The Riverdale–Spuyten Duyvil–Kingsbridge Memorial Bell Tower or Riverdale Monument is a memorial tower in Bell Tower Park located in the Riverdale section of the Bronx. It was completed on September 17, 1930 to commemorate World War I veterans from the neighborhoods of Riverdale, Spuyten Duyvil, and Kingsbridge. The plaque attached to the memorial lists the names of those Riverdale, Spuyten Duyvil, and Kingsbridge residents who served in World War I. In 1936, it was moved 700 feet south to make room for the Henry Hudson Parkway which it now stands next to. It was listed on the National Register of Historic Places on January 3, 2012.

==Description==
The 50 ft tall and 17.5 ft wide monument is located on West 239th street between Riverdale Avenue and the Henry Hudson Parkway. It was designed by Dwight James Baum for the Riverdale American Legion Post and built by John Zambetti, Inc.
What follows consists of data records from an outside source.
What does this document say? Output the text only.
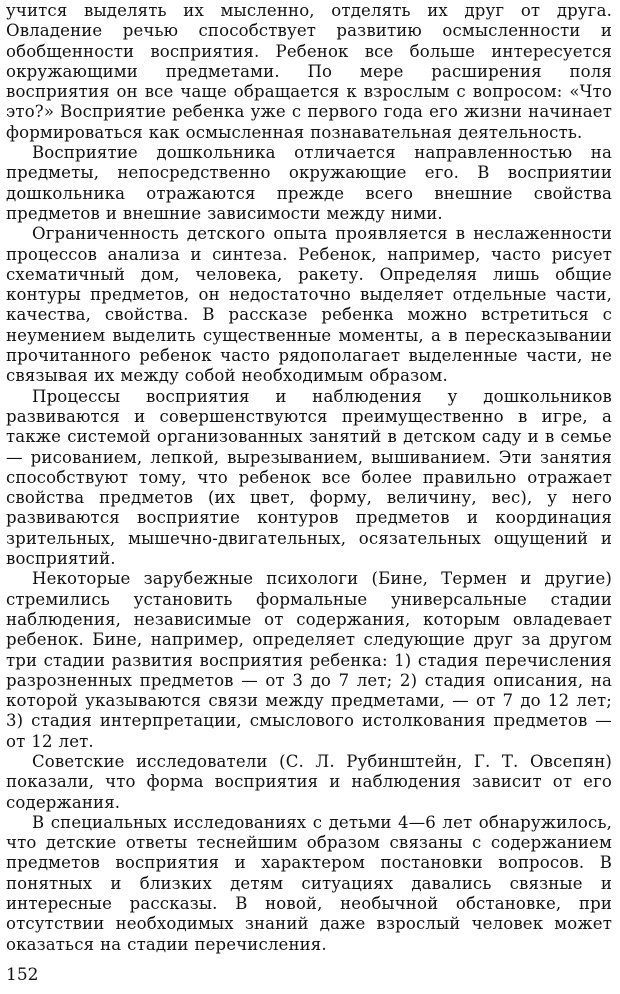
учится выделять их мысленно, отделять их друг от друга. Овладение речью способствует развитию осмысленности и обобщенности восприятия. Ребенок все больше интересуется окружающими предметами. По мере расширения поля восприятия он все чаще обращается к взрослым с вопросом: «Что это?» Восприятие ребенка уже с первого года его жизни начинает формироваться как осмысленная познавательная деятельность.

Восприятие дошкольника отличается направленностью на предметы, непосредственно окружающие его. В восприятии дошкольника отражаются прежде всего внешние свойства предметов и внешние зависимости между ними.

Ограниченность детского опыта проявляется в неслаженности процессов анализа и синтеза. Ребенок, например, часто рисует схематичный дом, человека, ракету. Определяя лишь общие контуры предметов, он недостаточно выделяет отдельные части, качества, свойства. В рассказе ребенка можно встретиться с неумением выделить существенные моменты, а в пересказывании прочитанного ребенок часто рядополагает выделенные части, не связывая их между собой необходимым образом.

Процессы восприятия и наблюдения у дошкольников развиваются и совершенствуются преимущественно в игре, а также системой организованных занятий в детском саду и в семье — рисованием, лепкой, вырезыванием, вышиванием. Эти занятия способствуют тому, что ребенок все более правильно отражает свойства предметов (их цвет, форму, величину, вес), у него развиваются восприятие контуров предметов и координация зрительных, мышечно-двигательных, осязательных ощущений и восприятий.

Некоторые зарубежные психологи (Бине, Термен и другие) стремились установить формальные универсальные стадии наблюдения, независимые от содержания, которым овладевает ребенок. Бине, например, определяет следующие друг за другом три стадии развития восприятия ребенка: 1) стадия перечисления разрозненных предметов — от 3 до 7 лет; 2) стадия описания, на которой указываются связи между предметами, — от 7 до 12 лет; 3) стадия интерпретации, смыслового истолкования предметов — от 12 лет.

Советские исследователи (С. Л. Рубинштейн, Г. Т. Овсепян) показали, что форма восприятия и наблюдения зависит от его содержания.

В специальных исследованиях с детьми 4—6 лет обнаружилось, что детские ответы теснейшим образом связаны с содержанием предметов восприятия и характером постановки вопросов. В понятных и близких детям ситуациях давались связные и интересные рассказы. В новой, необычной обстановке, при отсутствии необходимых знаний даже взрослый человек может оказаться на стадии перечисления.

152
It is made of fieldstone and Indiana limestone and is estimated to weigh 500 tons. In the tower is a 1762 Spanish bell which had been made for a Mexican monastery. General Winfield Scott captured this bell during the Mexican War and brought it back to New York City where it resided in the Jefferson Market and a Riverdale firehouse before it was installed in the newly constructed tower.